In the sports games I've worked on we've usually got ~30 players and referees on the field, plus ~32 low-detail spectators (which are then instanced/impostered to fill up to 100000 stadium seats). That's at 30hz on DX9/2006-era consoles (with about half the frame time being spent on post-processing), and 60Hz on the new DX11/2014-era ones.and the next step after that would be stepping up to skinned meshes vs rigid body animation. but i don't think even dx11 and the latest card could do it: 125 characters onscreen at once without slowdowns at 15fps. that would be 62 characters at once at 30 fps, or 31 skinned mesh characters onscreen at once at 60fps. games can't really do this yet can they? total war draws a lots of characters, but they're not high resolution, like a character in a typical shooter.

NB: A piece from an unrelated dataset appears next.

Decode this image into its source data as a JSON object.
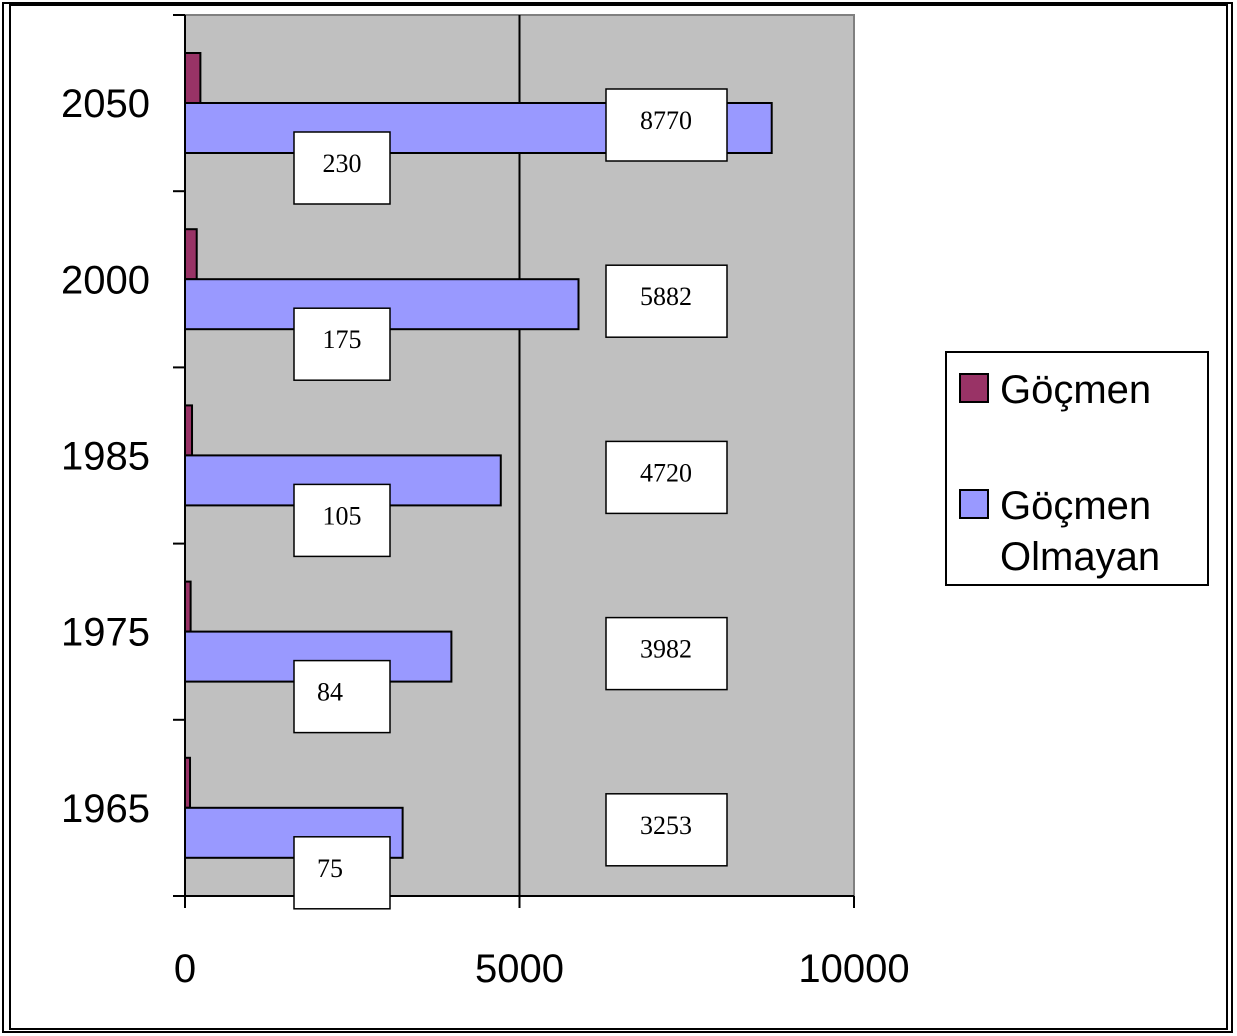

Bigger rival companies were doing it at 60Hz in the DX9 era too...
Play any newish Assassin's creed or Hitman game and you'll see crowds of easily 100 animated NPCs, which the player can interact with (interrupt/push/etc).
Going back a ways, any Quake 3 derived shooter (e.g. every Call of Duty game) supports 32 player multiplayer on DX9.
Quake 3 was on the cusp between the CPU doing the skinning, and the GPU's vertex shader taking over that role. These days almost everyone uses GPU-skinning. GPU's can crunch *millions* of pixels per frame with highly complex pixel shaders, so 30 characters * 10k verts is a breeze.